Bizim oralarda bana Ronaldinho Smith derler. Sağa bakarım soldaki adamı vururum.
Mr. Smith sahaya sürülür de bekler mi? Aslında bekler ama bu
sefer beklemedi arabasıyla ön kapıdan girdi. Zaten oldukça zayıf korumalı bir
yeri iki dakikada aldı. Allah için laciler de ona pek yakışmış. Yasin Komutan’ın
olmadığı yerde fena iş çıkartmıyor doğrusu. Anlaşma şimdilik iptal edildi ama
ben Polat’a kızdım. Bu kadar önemli diyorsun madem niye bir orduyu yığmıyorsun
oraya? Demek o kadar da önemli değil. Oooo resmen trip de attım.
Otomatik Portakal Cahit..
Cahit’in yolculuğu Martin sayesinde pek iyi gitmedi. Resmen Algis’e
ispiyonladı adamı. Algis şok! Martin’in bunu Yüce Majeste’yi çok sevdiği için
yapmadığı kesin. Var bir gizli gündemi. Cahit’e ise yazık oldu. Bu kadar
yaklaşmışken kendi kendine kafese girdi. Sonrasında bir kaç sezondur gördüğümüz
kimyasal beyin oyunları ve gelen itiraf... Yüce Majeste zeki bir adam. Cahit’den
harika bir truva atı yaptı ve Polat’a yolladı. Sahilde Cahit'in gidişini izlerken yanındaki çocuğun 66 ve I'lı dövmesi de dikkat çekti. Martin, Elif'den şüpheleniyor, Amon'un öptüğü bebek var. Şimdiden 3 tane 66. nesilden çocuk gördük. Hayırlısı...

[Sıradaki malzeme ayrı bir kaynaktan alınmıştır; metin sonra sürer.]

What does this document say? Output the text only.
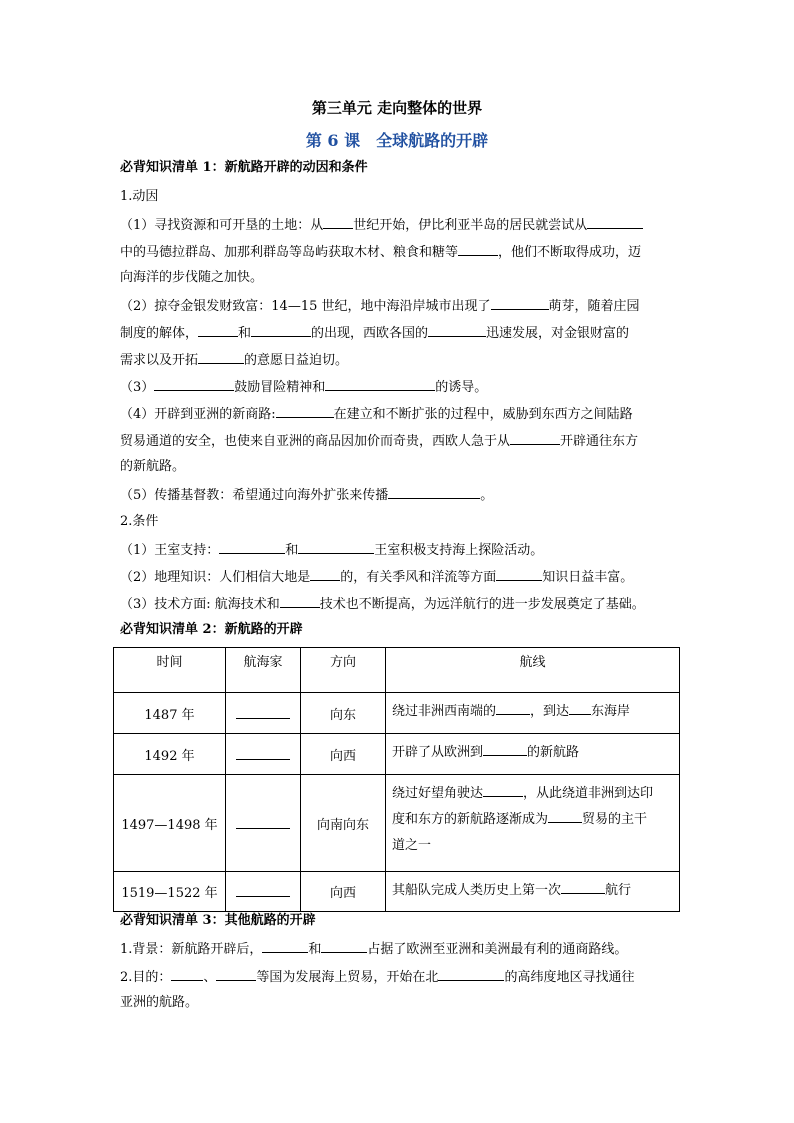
第三单元 走向整体的世界
第 6 课　全球航路的开辟
必背知识清单 1：新航路开辟的动因和条件
1.动因
（1）寻找资源和可开垦的土地：从 世纪开始，伊比利亚半岛的居民就尝试从
中的马德拉群岛、加那利群岛等岛屿获取木材、粮食和糖等	，他们不断取得成功，迈
向海洋的步伐随之加快。
（2）掠夺金银发财致富：14—15 世纪，地中海沿岸城市出现了	萌芽，随着庄园
制度的解体，	和	的出现，西欧各国的	迅速发展，对金银财富的
需求以及开拓	的意愿日益迫切。
（3）	鼓励冒险精神和	的诱导。
（4）开辟到亚洲的新商路:	在建立和不断扩张的过程中，威胁到东西方之间陆路
贸易通道的安全，也使来自亚洲的商品因加价而奇贵，西欧人急于从	开辟通往东方
的新航路。
（5）传播基督教：希望通过向海外扩张来传播	。
2.条件
（1）王室支持：	和	王室积极支持海上探险活动。
（2）地理知识：人们相信大地是 的，有关季风和洋流等方面	知识日益丰富。
（3）技术方面: 航海技术和	技术也不断提高，为远洋航行的进一步发展奠定了基础。
必背知识清单 2：新航路的开辟
时间	航海家	方向	航线
1487 年		向东	绕过非洲西南端的 ，到达 东海岸
1492 年		向西	开辟了从欧洲到 的新航路
1497—1498 年		向南向东	绕过好望角驶达 ，从此绕道非洲到达印
度和东方的新航路逐渐成为 贸易的主干
道之一
1519—1522 年		向西	其船队完成人类历史上第一次 航行
必背知识清单 3：其他航路的开辟
1.背景：新航路开辟后，	和	占据了欧洲至亚洲和美洲最有利的通商路线。
2.目的： 、	等国为发展海上贸易，开始在北	的高纬度地区寻找通往
亚洲的航路。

Bu Ruslarda da anlaşılan durum hayli karışık. Bir kolu Türkiye
ile anlaşıp hanedanların ekseninden çıkmak istiyor. Diğer kısmı tamamen
hanedanların emrinde. İşte o karşı taraftan gelen ve Can bey aracılığı ile
anlaşmayı dağıtan adam meğer Rascoln’ü de tanıyormuş. Onu gördüm ya sarılasım
geldi. Neredesin be kardeşim! Adam bir de Rascoln’e deva oldu. Meğer canı dayak
istiyormuş. Ne yazık ki oldukça kötü dövüş sahneleriydi ama sonuçta Rascoln’ün,
Rascoln’ü geldi. Yeniden sahalara dönecek. Şimdilik her işi yolunda gidiyor ama
Polat’ın ekibi de onun peşinde bakalım...
Samsun'da sıradan bir liseli kavgası.
Rascoln’ü görürüz de Tilki’yi görmez miyiz? Fehmi belli ki adeta
bir demir yumrukla yönetecek konseyi. Hiçbir hataya tahammülü yok. Öyle ki
Zaharyas gibi bir adama dahi gider yaptı. “O silahlar Türkmenlerden alınacak!”

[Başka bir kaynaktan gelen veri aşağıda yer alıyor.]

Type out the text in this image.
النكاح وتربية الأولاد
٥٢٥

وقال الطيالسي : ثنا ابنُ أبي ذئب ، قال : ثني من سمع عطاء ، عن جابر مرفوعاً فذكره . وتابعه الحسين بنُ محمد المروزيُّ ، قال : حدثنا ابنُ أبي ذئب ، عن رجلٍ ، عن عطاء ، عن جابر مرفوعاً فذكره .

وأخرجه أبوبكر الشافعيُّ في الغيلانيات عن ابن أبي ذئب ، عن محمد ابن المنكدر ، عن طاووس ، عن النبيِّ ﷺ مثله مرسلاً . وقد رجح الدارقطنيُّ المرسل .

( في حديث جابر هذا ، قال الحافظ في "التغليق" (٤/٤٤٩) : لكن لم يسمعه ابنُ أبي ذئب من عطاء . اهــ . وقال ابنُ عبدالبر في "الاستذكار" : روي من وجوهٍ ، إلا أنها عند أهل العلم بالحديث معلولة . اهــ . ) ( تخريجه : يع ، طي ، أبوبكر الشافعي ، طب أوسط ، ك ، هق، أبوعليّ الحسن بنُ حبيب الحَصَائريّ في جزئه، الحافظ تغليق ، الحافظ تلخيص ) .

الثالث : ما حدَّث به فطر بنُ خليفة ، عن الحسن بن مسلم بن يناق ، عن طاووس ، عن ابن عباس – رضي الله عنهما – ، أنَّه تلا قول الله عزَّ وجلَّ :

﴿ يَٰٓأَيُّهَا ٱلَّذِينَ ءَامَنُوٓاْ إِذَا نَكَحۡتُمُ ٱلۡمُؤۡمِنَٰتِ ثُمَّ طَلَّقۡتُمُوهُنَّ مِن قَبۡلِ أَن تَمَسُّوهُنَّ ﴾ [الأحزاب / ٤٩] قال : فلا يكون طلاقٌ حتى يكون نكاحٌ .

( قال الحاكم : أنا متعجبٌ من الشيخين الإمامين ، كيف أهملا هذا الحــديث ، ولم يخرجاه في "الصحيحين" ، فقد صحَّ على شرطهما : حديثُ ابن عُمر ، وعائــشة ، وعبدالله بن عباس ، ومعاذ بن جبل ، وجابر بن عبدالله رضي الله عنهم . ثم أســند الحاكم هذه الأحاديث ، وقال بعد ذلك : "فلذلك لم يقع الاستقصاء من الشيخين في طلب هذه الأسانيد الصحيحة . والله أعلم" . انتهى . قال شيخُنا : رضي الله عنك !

dedi ve iş Tilki’ye düştü. Belli ki bu hatayı düzeltme işi Tilki’yi biraz
germiş. Plan dahi yapmadan, yolda yürüyen bir grup liseli gibi tüm yolu
kapatarak baskın yaptılar ve kolayca silahları ele geçirdiler. Tilki tekrara
düşmeyi sevmiyor. Tarzını kaybediyor.
Ah Akif ah... Elin İrlandalı güzeline ağzın açık bakıyordun.

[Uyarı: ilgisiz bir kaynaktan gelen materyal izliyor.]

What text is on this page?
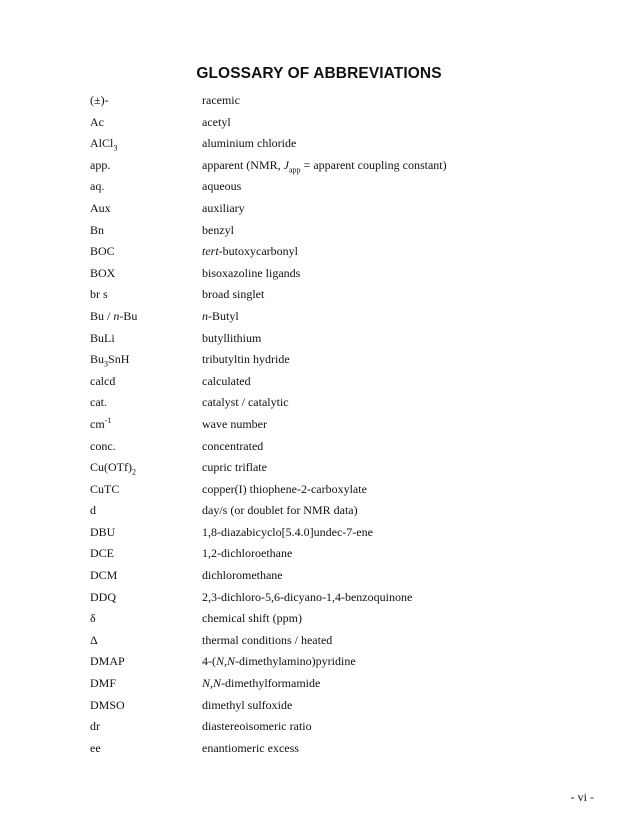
GLOSSARY OF ABBREVIATIONS
(±)-	racemic
Ac	acetyl
AlCl$_3$	aluminium chloride
app.	apparent (NMR, $J_{app}$ = apparent coupling constant)
aq.	aqueous
Aux	auxiliary
Bn	benzyl
BOC	tert-butoxycarbonyl
BOX	bisoxazoline ligands
br s	broad singlet
Bu / n-Bu	n-Butyl
BuLi	butyllithium
$Bu_3SnH$	tributyltin hydride
calcd	calculated
cat.	catalyst / catalytic
$cm^{-1}$	wave number
conc.	concentrated
$Cu(OTf)_2$	cupric triflate
CuTC	copper(I) thiophene-2-carboxylate
d	day/s (or doublet for NMR data)
DBU	1,8-diazabicyclo[5.4.0]undec-7-ene
DCE	1,2-dichloroethane
DCM	dichloromethane
DDQ	2,3-dichloro-5,6-dicyano-1,4-benzoquinone
δ	chemical shift (ppm)
Δ	thermal conditions / heated
DMAP	4-(N,N-dimethylamino)pyridine
DMF	N,N-dimethylformamide
DMSO	dimethyl sulfoxide
dr	diastereoisomeric ratio
ee	enantiomeric excess
- vi -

Sonra Aynura’ya gelince tripler falan... Kıza dürüst ol! Devleti, milleti
bahane etme! Senin ağababan Polat ne zaman sevmekten korktu? Memati ne zaman
sevmekten korktu? Abdülhey bile sevdi. Ya gerçekten istemiyorsun Aynura’yı ya
da çok büyük bir pişmanlık bekliyor seni. Zira aşk ötelenmez. Neyse ki Rusya’dan
gelen adam’ın yerini tespit ettiler de konuşmadan kurtuldun. Ama her kaçışın,
acı dolu sonuna koşuşun aslında. Akıllı ol. Neyse ki iyi operasyon yapıyor.
Sadece 4 kişiyle kaldırdı adamı otelden. Hep dediğim gibi Akif’in yanında ne
kadar az adam olursa o kadar sağlam iş çıkartıyor.
Miroğlu'nu andık bakın kim geldi. Kalbim temiz, temiz..
Yusuf ile ilgili sis perdesi de yavaş yavaş dağılmaya başladı.
Bir tek Kurtlar Vadisi Pusu’da yoktu
feleğin çemberinden geçmiş balıkçı karakteri. Nihayet onda da oldu. Yusuf
yüzmüş, kaçmış, kim olduğunu hep hatırlamış ama bir sebepten baba ocağına
dönmeyi hiç düşünmemiş. Şimdi balıkçı ocağına döndü. Bir de türkü okudu ki yani
keşke okumasaydı. Hayır sesi belki gerçekten güzel ama bu seferlik bize
türkünün duygusu ulaşmadı. Kısmet diğer türkülere...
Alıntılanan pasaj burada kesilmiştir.